Once there was a breakdown on the server that ran the alerting tool. The problem is that the tool was running on the main production server and that server was also the load balancer. So not only was there a problem, the load balancer was out, and we didn’t get notified.

Device utilisation

I should have made better use of the fact that I have a work phone and a personal phone. Having an Apple watch to stay connected was very helpful, but using one phone as my “this means I’m on call” phone should have been the route I went down. Once I missed a call out, and after that I was so worried of letting the team down again, I set up all my devices. Two phones, watch, iPad, kitchen sink - if I could connect it, I did. The problem is when you actually get called the house lights up like a disco, and my partner is not the one on call.

Rotation management

I came up with a fairly easy way to indicate on my calendar that I was on call.

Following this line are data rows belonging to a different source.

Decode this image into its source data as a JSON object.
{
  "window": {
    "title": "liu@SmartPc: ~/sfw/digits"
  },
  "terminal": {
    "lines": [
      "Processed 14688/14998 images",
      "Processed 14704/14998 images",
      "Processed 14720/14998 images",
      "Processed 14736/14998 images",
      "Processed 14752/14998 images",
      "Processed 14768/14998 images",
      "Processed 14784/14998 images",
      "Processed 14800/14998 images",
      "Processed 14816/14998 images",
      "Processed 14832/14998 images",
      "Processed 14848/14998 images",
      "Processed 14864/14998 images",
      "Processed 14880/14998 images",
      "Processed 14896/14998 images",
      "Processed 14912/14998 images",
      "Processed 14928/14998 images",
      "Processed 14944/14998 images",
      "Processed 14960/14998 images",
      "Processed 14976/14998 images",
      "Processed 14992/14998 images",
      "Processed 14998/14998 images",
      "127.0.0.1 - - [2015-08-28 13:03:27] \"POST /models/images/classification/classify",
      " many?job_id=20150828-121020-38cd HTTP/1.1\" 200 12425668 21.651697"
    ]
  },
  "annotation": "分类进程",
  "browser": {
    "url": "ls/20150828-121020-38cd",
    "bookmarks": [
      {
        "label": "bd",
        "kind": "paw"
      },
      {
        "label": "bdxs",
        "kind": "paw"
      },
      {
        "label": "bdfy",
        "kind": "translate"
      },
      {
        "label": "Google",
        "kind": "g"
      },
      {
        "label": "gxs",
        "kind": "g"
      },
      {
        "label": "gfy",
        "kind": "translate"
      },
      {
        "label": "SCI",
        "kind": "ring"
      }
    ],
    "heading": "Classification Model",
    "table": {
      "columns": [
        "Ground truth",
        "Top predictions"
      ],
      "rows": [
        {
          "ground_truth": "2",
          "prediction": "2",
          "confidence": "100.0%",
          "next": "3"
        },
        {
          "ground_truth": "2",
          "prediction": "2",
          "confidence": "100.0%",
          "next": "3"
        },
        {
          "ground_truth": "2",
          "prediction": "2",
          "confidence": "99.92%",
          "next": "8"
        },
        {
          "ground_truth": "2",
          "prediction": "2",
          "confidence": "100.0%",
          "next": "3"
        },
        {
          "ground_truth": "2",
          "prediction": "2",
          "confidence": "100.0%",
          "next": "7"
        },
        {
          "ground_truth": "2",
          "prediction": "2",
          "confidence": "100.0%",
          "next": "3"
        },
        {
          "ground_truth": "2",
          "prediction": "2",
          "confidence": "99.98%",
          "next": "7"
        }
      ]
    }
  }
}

However, it would have been better if there was a system in place. I’ll explain one of my more “formal” experiences and then give my recommendation on how to improve.

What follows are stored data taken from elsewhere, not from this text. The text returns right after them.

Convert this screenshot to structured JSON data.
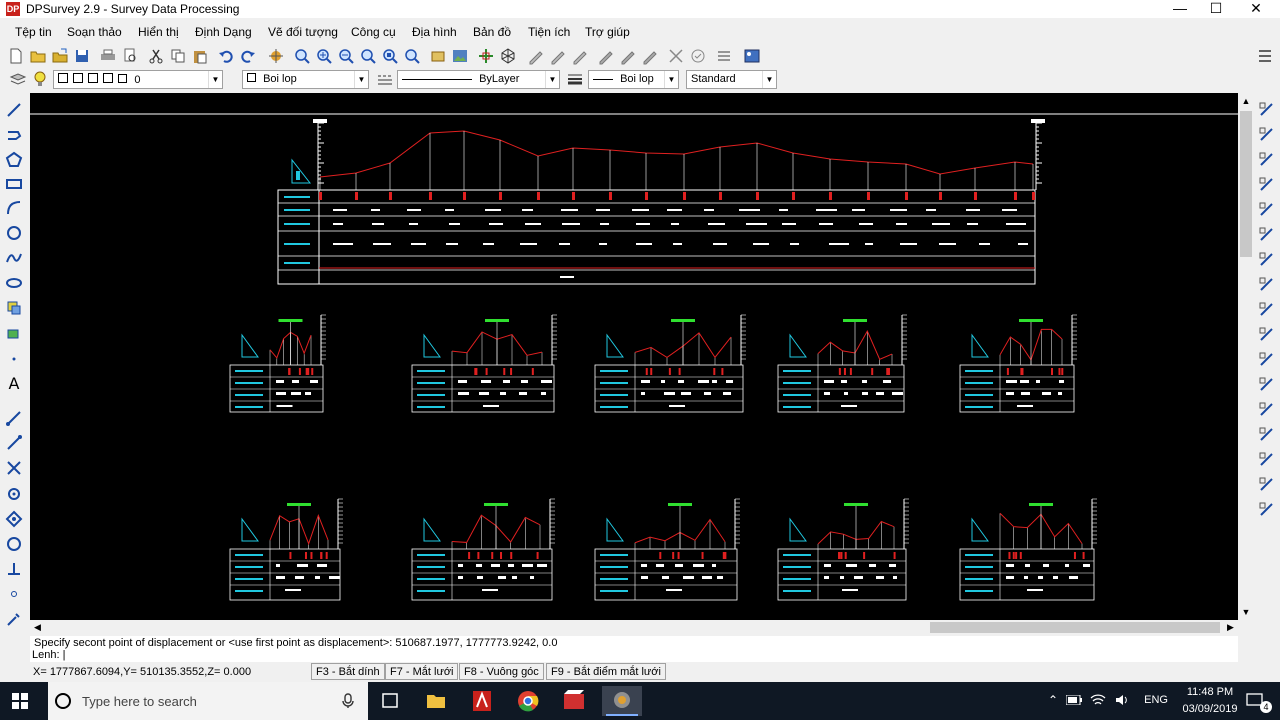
{
  "window": {
    "app_icon_text": "DP",
    "title": "DPSurvey 2.9 - Survey Data Processing",
    "minimize": "—",
    "maximize": "☐",
    "close": "✕"
  },
  "menu": [
    "Tệp tin",
    "Soạn thảo",
    "Hiển thị",
    "Định Dạng",
    "Vẽ đối tượng",
    "Công cụ",
    "Địa hình",
    "Bản đồ",
    "Tiện ích",
    "Trợ giúp"
  ],
  "toolbar2": {
    "layer_value": "0",
    "color_value": "Boi lop",
    "linetype_value": "ByLayer",
    "lineweight_value": "Boi lop",
    "style_value": "Standard"
  },
  "command": {
    "history": "Specify secont point of displacement or <use first point as displacement>:   510687.1977, 1777773.9242, 0.0",
    "prompt": "Lenh:  |"
  },
  "status": {
    "coords": "X= 1777867.6094,Y= 510135.3552,Z= 0.000",
    "f3": "F3 - Bắt dính",
    "f7": "F7 - Mắt lưới",
    "f8": "F8 - Vuông góc",
    "f9": "F9 - Bắt điểm mắt lưới"
  },
  "taskbar": {
    "search_placeholder": "Type here to search",
    "language": "ENG",
    "time": "11:48 PM",
    "date": "03/09/2019",
    "notification_count": "4"
  },
  "colors": {
    "canvas": "#000000",
    "profile_line": "#e02020",
    "grid_white": "#ffffff",
    "label_cyan": "#20c8e0",
    "label_green": "#30e030",
    "station_red": "#e02020",
    "taskbar": "#0f1824"
  },
  "icons": {
    "left_tools": [
      "line-icon",
      "polyline-icon",
      "polygon-icon",
      "rectangle-icon",
      "arc-icon",
      "circle-icon",
      "spline-icon",
      "ellipse-icon",
      "insert-block-icon",
      "make-block-icon",
      "point-icon",
      "text-icon",
      "measure-icon",
      "dimension-icon",
      "trim-icon",
      "extend-icon",
      "snap-icon",
      "rotate-icon",
      "perpendicular-icon",
      "node-icon",
      "settings-icon"
    ],
    "right_tools": [
      "dim-linear-icon",
      "dim-aligned-icon",
      "dim-ordinate-icon",
      "dim-radius-icon",
      "dim-diameter-icon",
      "dim-angular-icon",
      "baseline-icon",
      "continue-icon",
      "edit-icon",
      "copy-icon",
      "mirror-icon",
      "move-icon",
      "rotate-icon",
      "scale-icon",
      "stretch-icon",
      "break-icon",
      "explode-icon"
    ]
  }
}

I found that the humans creating the support calendar would struggle to evenly distribute the team for support shifts given their availability. We’d fill in a Doodle poll of our availability, and then we’d have to extract a report telling us when we were on call. The system would not tell us who we were on call with, and could only tell us two things: If you were on call, and if you were primary. This is a good lesson in reading between the lines to obtain information, but also a fantastic example of reporting fails.

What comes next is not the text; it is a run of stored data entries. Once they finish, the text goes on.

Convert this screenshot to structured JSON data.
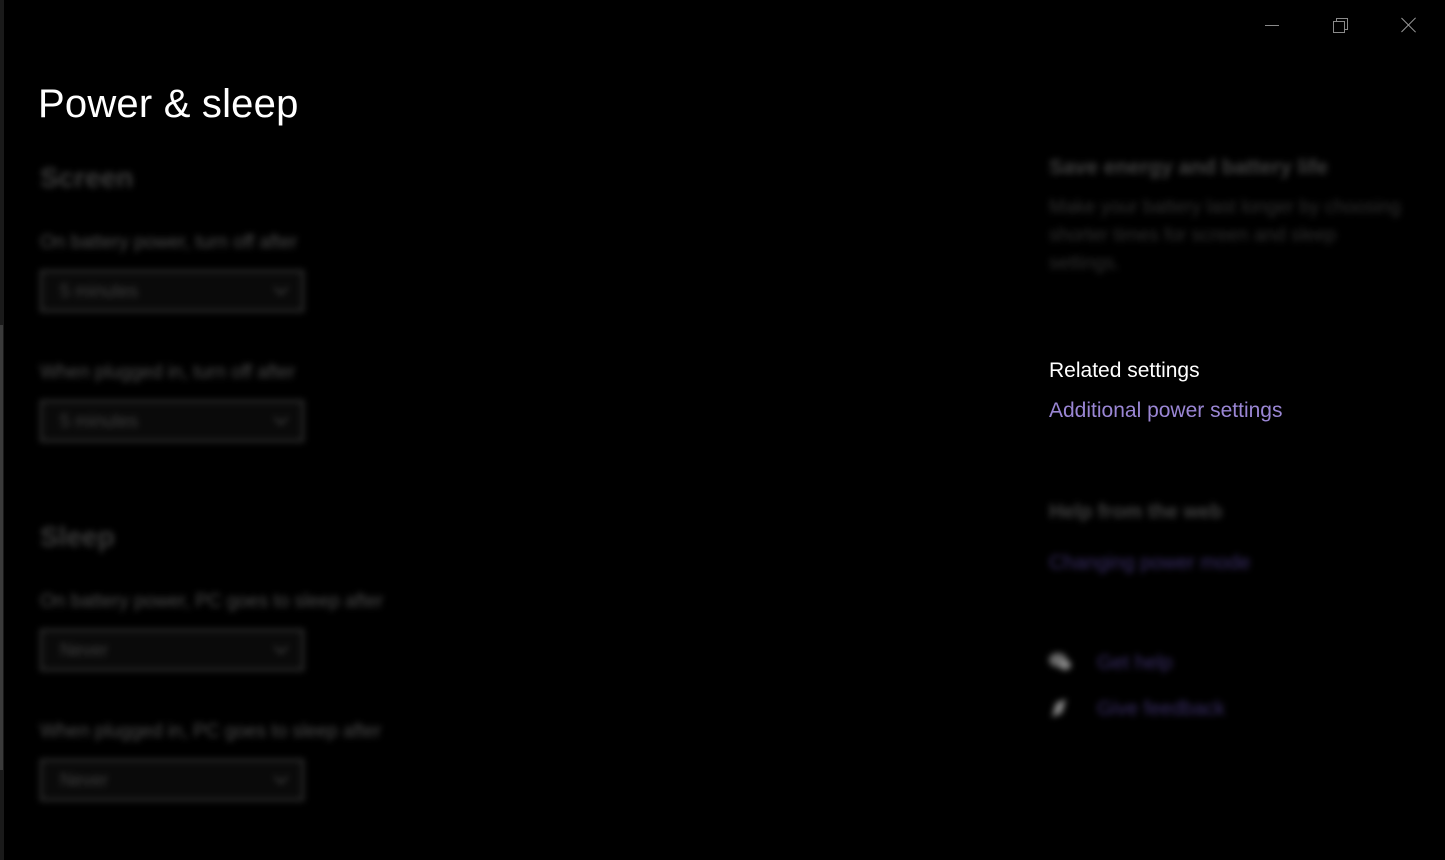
{
  "window": {
    "title": "Power & sleep",
    "caption_buttons": [
      "minimize-icon",
      "restore-icon",
      "close-icon"
    ]
  },
  "screen": {
    "heading": "Screen",
    "battery_label": "On battery power, turn off after",
    "battery_value": "5 minutes",
    "plugged_label": "When plugged in, turn off after",
    "plugged_value": "5 minutes"
  },
  "sleep": {
    "heading": "Sleep",
    "battery_label": "On battery power, PC goes to sleep after",
    "battery_value": "Never",
    "plugged_label": "When plugged in, PC goes to sleep after",
    "plugged_value": "Never"
  },
  "sidebar": {
    "save_heading": "Save energy and battery life",
    "save_text": "Make your battery last longer by choosing shorter times for screen and sleep settings.",
    "related_heading": "Related settings",
    "related_link": "Additional power settings",
    "help_heading": "Help from the web",
    "help_link": "Changing power mode",
    "get_help": "Get help",
    "give_feedback": "Give feedback"
  },
  "colors": {
    "background": "#000000",
    "accent_link": "#9a86d4",
    "text": "#ffffff"
  }
}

I proposed an end-to-end solution:

  1. Support staff can log into a dashboard that lists the requirements for being on duty and whether you have met them (and provide mechanisms for obtaining them). The engineer can integrate their calendars and then determine in the next month when they will be willing to make themselves available.
  2. Managers can log in and see the calendar of availability. The system will have a recommendation ready based on how much that staff member has been on call in the past (experience) and how utilised they have been for the upcoming month. As a staff member becomes more or less utilised their recommendation level decreases or increases.
  3. Once a schedule has been published, then system creates entries in staff members calendars. The entry will contain specific details about their role, partner and escalation contacts.
  4. Staff members who cannot make their shift for whatever reason can use the system to update their availability at any given moment, with a link in the calendar entry. The system should be capable of requesting another user take their place, with an agree / disagree link.

Some more global companies are opting for a “follow the sun” approach where people are on call only during work hours. Other than being extremely resource heavy, it requires more handover, management and domain knowledge.

Releasing from master main

I do feel that it’s really difficult knowing what is going to be released when you create a release branch from main, and all PR’s are merged into main. I find this practice dubious and very worrying. I feel that tickets should be merged into a feature branch and those features absorbed into a release when they are ready. Then merge release branches into main.

I know this is going into branching management, and this is religious ground for some. I’m just pointing out that how you create release branches is extremely important and I don’t think organisations as a whole have fully understood what is sneaking out into the wild.

Conclusion

I hope that I have achieved my goal: sharing my ideas and experiences in a manner that is helpful to the reader. Supporting live software is not an easy task, and the burden grows with the user base. The network effect is a phenomena I find more and more interesting. If you need to do production support it means your application is truly alive and even potentially vital.